In six of the nine preschools located in central Ronneby, between 60 and 89 percent of the children have a different mother tongue than Swedish, Swedish Radioreported, citing “vast segregation”.
This is because immigrants tend to settle in the same areas and are loathe to assimilate, thus retaining their culture and language.
Admittedly this leads to the staff having difficulty communicating with the children. Often the parents don't speak Swedish either. The schools have therefore had to introduce “new start jobs” to be able to talk to the children.
“Sometimes when conflicts arise, it can be a problem, it may well be a challenge”, rector Monica Berggren told Swedish Radio.
This development has spurred a reaction from Hanif Bali, the outspoken Moderate Party MP, known as one of Sweden's most followed politicians on Twitter.
“When we warned of this earlier, all the opinionted housing cooperative immigrants jumped forward and said how good it is to be bilingual. Pure Swedes raved that their Joe & Juice only spoke English and so on. Now we're here, Arabisation”, Hanif Bali tweeted.
This development has been going on for a long time. Owing to mass immigration in recent years, the share of residents witha foreign background has surpassed a quarter of the Swedish population of 10 million.
In 2018, Arabic was estimated to have surpassed Finnish as Sweden's second-largest native language as a result of the European migrant crisis.

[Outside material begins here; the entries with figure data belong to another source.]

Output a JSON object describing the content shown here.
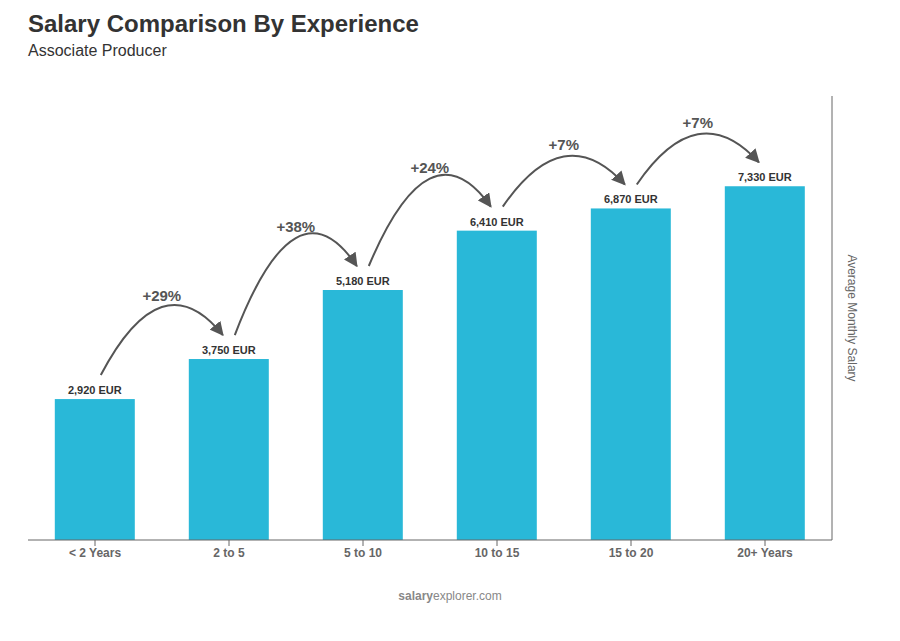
{
  "chart_data": {
    "type": "bar",
    "title": "Salary Comparison By Experience",
    "subtitle": "Associate Producer",
    "y_label": "Average Monthly Salary",
    "watermark": [
      "salary",
      "explorer.com"
    ],
    "categories": [
      "< 2 Years",
      "2 to 5",
      "5 to 10",
      "10 to 15",
      "15 to 20",
      "20+ Years"
    ],
    "values": [
      2920,
      3750,
      5180,
      6410,
      6870,
      7330
    ],
    "value_labels": [
      "2,920 EUR",
      "3,750 EUR",
      "5,180 EUR",
      "6,410 EUR",
      "6,870 EUR",
      "7,330 EUR"
    ],
    "data_labels": true,
    "color": "#29b8d8",
    "ylim": [
      0,
      9200
    ],
    "grid": false,
    "tick_labels": "x",
    "annotations": [
      {
        "text": "+29%",
        "from": "< 2 Years",
        "to": "2 to 5"
      },
      {
        "text": "+38%",
        "from": "2 to 5",
        "to": "5 to 10"
      },
      {
        "text": "+24%",
        "from": "5 to 10",
        "to": "10 to 15"
      },
      {
        "text": "+7%",
        "from": "10 to 15",
        "to": "15 to 20"
      },
      {
        "text": "+7%",
        "from": "15 to 20",
        "to": "20+ Years"
      }
    ]
  }
}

In 2015 alone, its peak year, Sweden took in 163,000 asylum seekers, most of them from Arabic-speaking Muslim countries.
In 2016, national broadcaster SVT reported that Rosengårdsskolan School in Malmö hasn't had a single pupil whose mother tongue is Swedish in 14 years.
Segregation is also a well-known problem, as immigrant communities tend to get clustered around major cities. Many of them are present on the list of “vulnerable areas”, which are effectively ghettos with rampant crime, unemployment and often their own laws.